Just me and my cousins— Andy, Trevor, and Nick. We were all roughly the same age, give or take a few months, and so nobody was really a leader. We just sort of decided things, and had an accord. An unspoken compact. We would go as far along the river as that Summer would let us. It was a binding pact, too, and one none of us would renege on. Now, you have to understand something: we were all Christians reborn in the blood of Jesus Christ, but that didn’t mean the Irish threads in our souls had forgotten the pagan vagaries and mysticisms of the old country, even here in America. We were prone to our own moments of daydreaming and fancy. What’s more, the Cherokee threads pulled at our sense of awe, too, and so the exploration was as much a pilgrimage as it was a preoccupation to pass the time. We wanted to prove to ourselves that we were men; strong, brave, and independent from our mommas and daddies. Course, if one of us had been snakebit we would’ve realized how make-believe all that shit was in our heads. I guess it was no different than when we pretended to be cowboys shootin’ at Indians.
Actually, it might have been better had one of us ended up snakebit. Then perhaps we would have never dared to go so far along those bottomlands.
It all seemed like harmless fun, though, and so we kept at it for weeks. Chopping underbrush with our machetes, joking about the dummies at school, and talking about the cute girls that we liked, and laughing about how dumb the teachers were. It was how we passed the time when we weren’t fishing or helping dig lateral lines or shingle roofs or whatever. Back then I was too young for chewing tobacco, so I settled for candied ginger root. My cousins thought it something funny, me chewing ginger, since I was myself a ginger. Can’t tell it now that I’ve gone all gray squirrel, but I used to be redder than a fox squirrel in my youth, and speckled worse than Easter eggs. That fiery color’s all extinguished out of me over the last few years. I guess settling down with a woman— no matter how pretty and good she is, or how happy she makes you— will do that to a man. Anyways, ginger is good for ya. Good for allergies and sinuses and breath. Ginger and horseradish. They’re the twin doctors of good health. Maybe I ought to take them up again. Couldn’t hurt me. The good life seems to be killing me. Nowadays, tobacco is my only bad habit. Maybe it’s what’s agin’ me prematurely. Could be the chemicals they use in ‘em now, but I doubt it. Otherwise others would be agin’ like me, too. Nah, it’s just my bad blood. Stagnant to the point of sickness.
We didn’t see the lake until we were almost on its banks. The trees were thick here, too, and rose up around it like a half-assed wall. The lake was congealed thickly with duckweed and green algae. It stank of stagnation. Water that sits tends to do that. Blood does, too, if you know what I mean. That was one of the reasons I got me a wife from Boone County— far enough away to be wife, but close enough to be family without being actual kin.
As I was sayin’, the water stank, and the algae was slimy and green, like mucus in a pneumonic lung. Naturally, my cousins and me wanted to poke at it with our machetes. Each of us started to stir our machetes into the shoals, cocooning the algae around our rusty blades like spools of green gossamers.

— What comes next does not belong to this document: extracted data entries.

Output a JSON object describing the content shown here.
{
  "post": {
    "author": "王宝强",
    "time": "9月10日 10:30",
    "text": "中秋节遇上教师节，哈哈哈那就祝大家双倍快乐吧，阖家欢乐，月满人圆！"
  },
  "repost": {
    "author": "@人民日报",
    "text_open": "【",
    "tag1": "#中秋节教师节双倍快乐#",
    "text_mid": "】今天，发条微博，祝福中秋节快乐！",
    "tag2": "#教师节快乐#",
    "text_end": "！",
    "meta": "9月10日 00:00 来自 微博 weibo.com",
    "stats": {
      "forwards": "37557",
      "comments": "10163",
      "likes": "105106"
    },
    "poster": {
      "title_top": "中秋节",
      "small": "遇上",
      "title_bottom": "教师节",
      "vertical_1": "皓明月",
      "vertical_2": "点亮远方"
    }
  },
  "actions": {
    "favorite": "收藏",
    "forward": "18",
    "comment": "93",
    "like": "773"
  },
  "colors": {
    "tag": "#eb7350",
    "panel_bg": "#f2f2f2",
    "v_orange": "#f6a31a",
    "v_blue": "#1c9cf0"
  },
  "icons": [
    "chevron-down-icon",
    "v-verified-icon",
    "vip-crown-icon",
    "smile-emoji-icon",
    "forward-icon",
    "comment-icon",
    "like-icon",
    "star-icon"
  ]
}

Trees rose from out of that stagnant lake, same as they did in all other parts of the bottomland, and so the shadows stagnated too; long-lingering shades heaped black and deep. We did not see the waves when she rose from the center of the lake. We did not see the wrinkles or the rings or hear nothing. One moment the lake was a solid spread of algae and the next she stood upon the water, easy as Jesus on the Sea of Galilee. I’d say she just appeared outta’ nowhere, but that ain’t exactly true. No, it was more like we looked at her without seeing her— like looking at a snake in the bushes without knowing what you are looking at, and then, all of a sudden, you see the snake after being blind to it for so long. There she is! If she was a snake she would’ve bit me.
But despite her walkin’ on water, she seemed a broken woman. Her back was bent and her knees bowed outward in a squat, almost like a frog as her long arms held a clay jar as she hunkered over it. Even so, my grip on my machete tightened.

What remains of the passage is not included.